Storing Lemon Pea Pasta
This dish is just as delish when it’s cold so it makes for a light and delicious workday lunch! Keep leftover lemon pea pasta in a covered container in the refrigerator for up to 4 days. Reheat with a little milk to loosen the sauce over medium heat on the stovetop.
Instant Pot Lemon Pea Pasta
- 1 tablespoon olive oil
- 3 large cloves garlic minced, about 1 tablespoon
- 16 ounces penne pasta
- 4 cups water
- 1 teaspoon kosher salt
- ½ cup parmesan cheese grated
- ¼ cup heavy cream
- 2 tablespoons butter
- 2 tablespoons lemon juice
- 1 teaspoon lemon zest
- 2 cups frozen peas
- Place the Instant Pot on the Sauté-Normal function. Add the olive oil and garlic and cook until fragrant– about 2 minutes.
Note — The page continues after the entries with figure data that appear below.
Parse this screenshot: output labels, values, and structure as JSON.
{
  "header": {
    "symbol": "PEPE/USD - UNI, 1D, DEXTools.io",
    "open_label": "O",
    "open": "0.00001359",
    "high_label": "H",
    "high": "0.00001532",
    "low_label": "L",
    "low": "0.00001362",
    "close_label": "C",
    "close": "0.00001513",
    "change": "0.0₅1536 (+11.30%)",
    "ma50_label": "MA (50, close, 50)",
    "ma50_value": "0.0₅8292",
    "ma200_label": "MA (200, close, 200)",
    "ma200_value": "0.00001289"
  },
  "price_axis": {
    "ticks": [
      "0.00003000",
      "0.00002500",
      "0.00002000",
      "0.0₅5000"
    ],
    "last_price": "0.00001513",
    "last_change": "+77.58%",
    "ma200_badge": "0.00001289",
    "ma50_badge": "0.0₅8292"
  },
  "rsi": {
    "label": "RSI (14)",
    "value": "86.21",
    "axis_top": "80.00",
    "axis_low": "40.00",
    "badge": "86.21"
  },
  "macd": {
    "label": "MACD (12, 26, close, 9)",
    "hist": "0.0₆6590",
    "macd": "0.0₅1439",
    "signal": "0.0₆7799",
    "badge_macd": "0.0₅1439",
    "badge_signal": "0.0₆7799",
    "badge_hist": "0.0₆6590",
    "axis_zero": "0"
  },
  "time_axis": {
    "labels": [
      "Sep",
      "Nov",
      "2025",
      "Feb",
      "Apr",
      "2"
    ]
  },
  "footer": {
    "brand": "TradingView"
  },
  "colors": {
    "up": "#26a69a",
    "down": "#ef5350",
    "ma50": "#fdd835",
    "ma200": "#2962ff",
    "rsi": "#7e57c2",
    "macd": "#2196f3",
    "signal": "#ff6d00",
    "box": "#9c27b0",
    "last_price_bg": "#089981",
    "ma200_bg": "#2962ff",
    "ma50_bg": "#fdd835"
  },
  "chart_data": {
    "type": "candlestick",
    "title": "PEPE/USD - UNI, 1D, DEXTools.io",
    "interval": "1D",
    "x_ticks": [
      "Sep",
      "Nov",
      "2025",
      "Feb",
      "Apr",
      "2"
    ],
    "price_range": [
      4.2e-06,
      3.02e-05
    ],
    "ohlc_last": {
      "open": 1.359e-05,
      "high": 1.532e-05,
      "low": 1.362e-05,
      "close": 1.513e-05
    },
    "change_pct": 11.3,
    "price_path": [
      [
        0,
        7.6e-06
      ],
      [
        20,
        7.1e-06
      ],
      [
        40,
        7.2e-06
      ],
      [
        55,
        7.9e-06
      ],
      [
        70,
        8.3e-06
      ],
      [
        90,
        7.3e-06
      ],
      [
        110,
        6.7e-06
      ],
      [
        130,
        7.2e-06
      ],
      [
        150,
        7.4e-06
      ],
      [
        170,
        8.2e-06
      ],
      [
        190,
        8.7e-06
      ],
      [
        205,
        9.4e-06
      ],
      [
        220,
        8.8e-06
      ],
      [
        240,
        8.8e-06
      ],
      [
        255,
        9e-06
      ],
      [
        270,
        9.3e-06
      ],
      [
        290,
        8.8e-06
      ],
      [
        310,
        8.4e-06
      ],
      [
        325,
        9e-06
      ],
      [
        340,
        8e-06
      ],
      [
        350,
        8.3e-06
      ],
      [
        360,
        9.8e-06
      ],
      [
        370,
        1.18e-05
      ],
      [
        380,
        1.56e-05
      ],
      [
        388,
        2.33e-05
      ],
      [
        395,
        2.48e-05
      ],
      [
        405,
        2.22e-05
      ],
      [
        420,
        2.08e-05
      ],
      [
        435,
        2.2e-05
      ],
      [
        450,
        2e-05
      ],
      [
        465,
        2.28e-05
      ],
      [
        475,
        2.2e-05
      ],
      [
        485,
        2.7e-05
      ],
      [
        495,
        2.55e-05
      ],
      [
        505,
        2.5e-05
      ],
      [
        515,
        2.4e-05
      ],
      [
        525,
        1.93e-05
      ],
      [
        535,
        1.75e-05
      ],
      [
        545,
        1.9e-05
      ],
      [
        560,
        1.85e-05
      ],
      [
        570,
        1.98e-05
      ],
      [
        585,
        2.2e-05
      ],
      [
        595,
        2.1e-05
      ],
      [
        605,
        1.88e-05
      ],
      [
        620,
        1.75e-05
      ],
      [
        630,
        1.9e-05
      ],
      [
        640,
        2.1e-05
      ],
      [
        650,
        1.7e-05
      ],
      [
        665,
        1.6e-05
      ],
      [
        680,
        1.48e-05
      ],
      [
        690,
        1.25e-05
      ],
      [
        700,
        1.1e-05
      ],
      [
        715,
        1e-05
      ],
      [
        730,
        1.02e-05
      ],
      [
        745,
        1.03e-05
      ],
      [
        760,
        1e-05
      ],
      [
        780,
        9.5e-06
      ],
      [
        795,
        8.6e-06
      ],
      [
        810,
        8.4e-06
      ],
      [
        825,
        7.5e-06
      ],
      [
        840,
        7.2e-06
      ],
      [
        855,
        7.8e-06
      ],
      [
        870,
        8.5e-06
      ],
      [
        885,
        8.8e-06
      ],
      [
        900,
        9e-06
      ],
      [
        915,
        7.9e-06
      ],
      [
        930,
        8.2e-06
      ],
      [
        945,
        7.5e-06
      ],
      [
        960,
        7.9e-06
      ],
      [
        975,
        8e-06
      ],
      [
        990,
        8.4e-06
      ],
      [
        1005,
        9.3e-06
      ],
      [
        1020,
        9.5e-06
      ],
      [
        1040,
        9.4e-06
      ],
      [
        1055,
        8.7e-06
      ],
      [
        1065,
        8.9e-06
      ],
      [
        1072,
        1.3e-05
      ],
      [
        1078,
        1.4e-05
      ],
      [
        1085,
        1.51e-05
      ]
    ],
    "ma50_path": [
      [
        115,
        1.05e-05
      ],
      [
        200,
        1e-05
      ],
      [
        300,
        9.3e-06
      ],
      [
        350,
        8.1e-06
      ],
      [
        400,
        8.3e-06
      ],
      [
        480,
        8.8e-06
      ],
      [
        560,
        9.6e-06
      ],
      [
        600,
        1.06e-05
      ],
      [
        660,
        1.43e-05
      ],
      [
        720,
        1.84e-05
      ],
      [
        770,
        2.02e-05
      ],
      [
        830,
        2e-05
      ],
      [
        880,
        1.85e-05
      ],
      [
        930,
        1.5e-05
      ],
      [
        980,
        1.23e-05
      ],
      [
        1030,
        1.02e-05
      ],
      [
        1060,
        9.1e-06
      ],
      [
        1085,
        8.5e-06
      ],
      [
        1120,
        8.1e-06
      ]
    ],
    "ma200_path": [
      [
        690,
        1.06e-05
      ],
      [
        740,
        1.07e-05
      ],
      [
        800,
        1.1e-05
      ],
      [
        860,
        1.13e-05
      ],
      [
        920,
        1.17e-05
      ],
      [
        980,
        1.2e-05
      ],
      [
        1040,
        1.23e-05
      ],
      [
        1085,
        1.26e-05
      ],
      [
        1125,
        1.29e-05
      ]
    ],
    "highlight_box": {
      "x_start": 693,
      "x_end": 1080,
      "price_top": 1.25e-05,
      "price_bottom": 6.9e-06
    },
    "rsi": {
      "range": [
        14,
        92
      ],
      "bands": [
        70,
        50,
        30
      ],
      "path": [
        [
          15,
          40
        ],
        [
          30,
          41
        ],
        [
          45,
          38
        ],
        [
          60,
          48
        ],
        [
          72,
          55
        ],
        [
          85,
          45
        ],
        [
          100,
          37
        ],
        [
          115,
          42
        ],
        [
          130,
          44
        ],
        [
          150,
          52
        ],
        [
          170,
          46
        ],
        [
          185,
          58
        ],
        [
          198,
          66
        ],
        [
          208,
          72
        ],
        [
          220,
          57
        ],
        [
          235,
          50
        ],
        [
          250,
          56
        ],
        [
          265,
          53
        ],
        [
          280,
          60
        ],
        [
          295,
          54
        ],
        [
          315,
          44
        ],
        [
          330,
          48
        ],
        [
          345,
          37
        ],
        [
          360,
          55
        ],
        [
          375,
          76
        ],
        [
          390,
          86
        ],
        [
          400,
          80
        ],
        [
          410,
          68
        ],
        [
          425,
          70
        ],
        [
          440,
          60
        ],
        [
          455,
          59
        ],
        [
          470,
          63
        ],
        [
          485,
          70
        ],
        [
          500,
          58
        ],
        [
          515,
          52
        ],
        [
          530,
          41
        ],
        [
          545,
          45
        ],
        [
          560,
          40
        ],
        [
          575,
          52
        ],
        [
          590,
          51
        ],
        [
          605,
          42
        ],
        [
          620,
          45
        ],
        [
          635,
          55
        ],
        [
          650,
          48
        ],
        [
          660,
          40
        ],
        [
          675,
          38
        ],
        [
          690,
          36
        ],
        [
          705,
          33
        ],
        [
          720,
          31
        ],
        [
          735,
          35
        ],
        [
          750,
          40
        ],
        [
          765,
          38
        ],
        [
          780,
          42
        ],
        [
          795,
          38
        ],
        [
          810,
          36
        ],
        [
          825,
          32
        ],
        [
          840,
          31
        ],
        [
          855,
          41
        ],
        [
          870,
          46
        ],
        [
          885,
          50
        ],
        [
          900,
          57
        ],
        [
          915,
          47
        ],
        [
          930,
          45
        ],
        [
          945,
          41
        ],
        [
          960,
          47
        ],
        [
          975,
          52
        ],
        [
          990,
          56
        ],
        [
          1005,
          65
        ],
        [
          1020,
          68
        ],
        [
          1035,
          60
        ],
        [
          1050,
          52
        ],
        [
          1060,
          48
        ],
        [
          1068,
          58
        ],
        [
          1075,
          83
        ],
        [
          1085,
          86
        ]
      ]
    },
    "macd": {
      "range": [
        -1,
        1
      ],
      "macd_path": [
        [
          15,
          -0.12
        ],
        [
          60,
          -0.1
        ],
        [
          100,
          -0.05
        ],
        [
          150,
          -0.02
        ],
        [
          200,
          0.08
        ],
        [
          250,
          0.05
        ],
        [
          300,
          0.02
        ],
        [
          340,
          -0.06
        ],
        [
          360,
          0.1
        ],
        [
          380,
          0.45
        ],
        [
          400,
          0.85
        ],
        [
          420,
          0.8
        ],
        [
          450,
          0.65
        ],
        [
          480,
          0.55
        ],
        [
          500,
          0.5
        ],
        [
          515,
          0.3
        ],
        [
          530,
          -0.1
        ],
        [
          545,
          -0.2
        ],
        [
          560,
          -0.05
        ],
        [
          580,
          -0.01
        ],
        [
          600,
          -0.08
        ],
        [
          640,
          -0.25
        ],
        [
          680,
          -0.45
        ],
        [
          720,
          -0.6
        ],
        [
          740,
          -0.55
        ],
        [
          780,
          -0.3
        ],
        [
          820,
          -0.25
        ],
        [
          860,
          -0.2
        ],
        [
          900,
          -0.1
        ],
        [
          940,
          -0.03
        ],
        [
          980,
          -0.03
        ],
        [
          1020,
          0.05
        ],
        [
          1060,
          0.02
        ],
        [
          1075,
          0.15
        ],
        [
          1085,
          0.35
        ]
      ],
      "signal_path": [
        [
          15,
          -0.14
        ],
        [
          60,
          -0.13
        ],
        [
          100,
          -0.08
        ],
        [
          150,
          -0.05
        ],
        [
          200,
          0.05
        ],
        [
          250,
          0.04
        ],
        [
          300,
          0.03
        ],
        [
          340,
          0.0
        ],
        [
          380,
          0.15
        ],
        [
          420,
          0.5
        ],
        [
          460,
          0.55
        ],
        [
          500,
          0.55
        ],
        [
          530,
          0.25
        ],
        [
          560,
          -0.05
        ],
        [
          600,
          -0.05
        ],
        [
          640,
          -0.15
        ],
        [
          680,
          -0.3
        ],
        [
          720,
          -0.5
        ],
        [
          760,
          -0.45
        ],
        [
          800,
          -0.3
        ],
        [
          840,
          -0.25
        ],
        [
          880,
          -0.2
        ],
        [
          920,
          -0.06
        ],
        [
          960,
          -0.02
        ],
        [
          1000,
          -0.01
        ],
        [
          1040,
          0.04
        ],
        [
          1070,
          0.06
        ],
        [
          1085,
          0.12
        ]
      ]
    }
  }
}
- Add the pasta, water, and salt– no need to stir.
- Attach the lid and ensure the valve is in the sealing position. Turn the Instant Pot to Pressure Cook for 4 minutes.
- When the Instant Pot has finished, release the pressure by switching the valve to the “venting” position– be careful, it will steam!
- Add the remaining ingredients and stir to combine.
- Place the lid back on the Instant Pot (it should be on the keep warm setting) and let it sit for 2-3 minutes, or until the peas have warmed through. Season with salt and pepper to taste.
Nutrition information provided is an estimate and will vary based on cooking methods and brands of ingredients used.